As for the value of sharing seismic data in the event of a future earthquake, some decision-makers in Delhi have yet to get the message. "Share data? What for?" asked an official from the Ministry of Science, sounding nonplussed when questioned about India's policy to not make real-time data available via broadband.

"Effectively reporting seismic hazards considerably reduces vulnerability to it, if not totally eliminates it," says David Booth from the British Geological Survey. He notes that at international meetings seismologists have frequently deplored the absence of free seismic data exchange with India, but to little effect.

"Open-data sharing in seismology over the past century ... has been of enormous importance in reporting of earthquakes and studies of global and regional earthquakes," says Shane Ingate, director of operations at the Incorporated Research Institutions for Seismology (IRIS) in Washington, the world's repository for data from most seismic networks around the globe. "It is regrettable that India ... imposes restriction on the open and rapid access of these important data."

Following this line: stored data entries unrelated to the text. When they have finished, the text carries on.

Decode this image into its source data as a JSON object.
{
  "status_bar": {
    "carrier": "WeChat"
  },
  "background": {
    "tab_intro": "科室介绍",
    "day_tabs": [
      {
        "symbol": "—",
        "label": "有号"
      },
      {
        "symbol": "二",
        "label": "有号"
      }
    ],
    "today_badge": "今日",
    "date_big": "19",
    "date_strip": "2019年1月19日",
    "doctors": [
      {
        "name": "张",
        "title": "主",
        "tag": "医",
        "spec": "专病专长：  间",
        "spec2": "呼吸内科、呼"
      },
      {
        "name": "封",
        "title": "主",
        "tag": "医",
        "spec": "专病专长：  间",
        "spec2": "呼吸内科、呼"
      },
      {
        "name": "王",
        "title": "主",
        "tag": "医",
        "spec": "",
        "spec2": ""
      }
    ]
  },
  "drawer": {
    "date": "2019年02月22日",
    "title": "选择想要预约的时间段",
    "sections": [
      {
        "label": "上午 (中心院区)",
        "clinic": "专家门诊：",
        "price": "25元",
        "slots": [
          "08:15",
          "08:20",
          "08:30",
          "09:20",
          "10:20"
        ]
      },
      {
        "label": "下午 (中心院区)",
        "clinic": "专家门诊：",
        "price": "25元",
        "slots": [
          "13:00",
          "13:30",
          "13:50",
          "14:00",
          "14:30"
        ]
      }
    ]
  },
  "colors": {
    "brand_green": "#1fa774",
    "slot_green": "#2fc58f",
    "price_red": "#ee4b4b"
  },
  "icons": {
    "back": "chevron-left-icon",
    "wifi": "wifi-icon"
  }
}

Though India is free to contribute to and draw from IRIS's data, the country does neither. "All Indian data contributed to the IRIS would then become free and openly accessible to anyone that requests it. India is probably wary of that," says Mr. Ingate.

Seismology can provide national maps of earthquake shaking hazards which yield information essential to building codes in regions of known earthquake activity, explains Ingate. Such "shake maps" can also predict the intensity of shaking due to an earthquake, he says. "Then, when an earthquake occurs, given accurate location and magnitude determination, these shake maps allow first responders to develop a coordinated response to move directly and precisely to the areas with the most societal impact."

This kind of information, Ingate says, becomes less accurate along the edges, or outside a seismic network, as when one country does not share its in-country network data with those in-country networks in surrounding regions.

On request, India does share a kind of data called "phase data," which helps in detailed analysis of earthquakes. But there's a time lapse associated with it. "Delays of even minutes to seconds can severely impede the ability to provide rapid and accurate reporting of earthquakes," says Ingate.

Kapil Sibal, the minister of science and technology, acknowledged to reporters in Delhi last week that "India surely needs to network with the rest of the global earthquake community. It needs to re-think on all old issues."

"That's a big policy decision made at high levels within the Indian government," says Rajendra Kumar Chadha, a scientist at the National Geophysical Research Institute in Hyderabad. He advocates that all stations in the Himalayan network be well connected to speedily transmit real-time online data to the Indian Meteorological Department in Delhi, and to the rest of the globe. "Considering how rigid we are about nuclear issues, acknowledging we need to review the policy is a big step forward."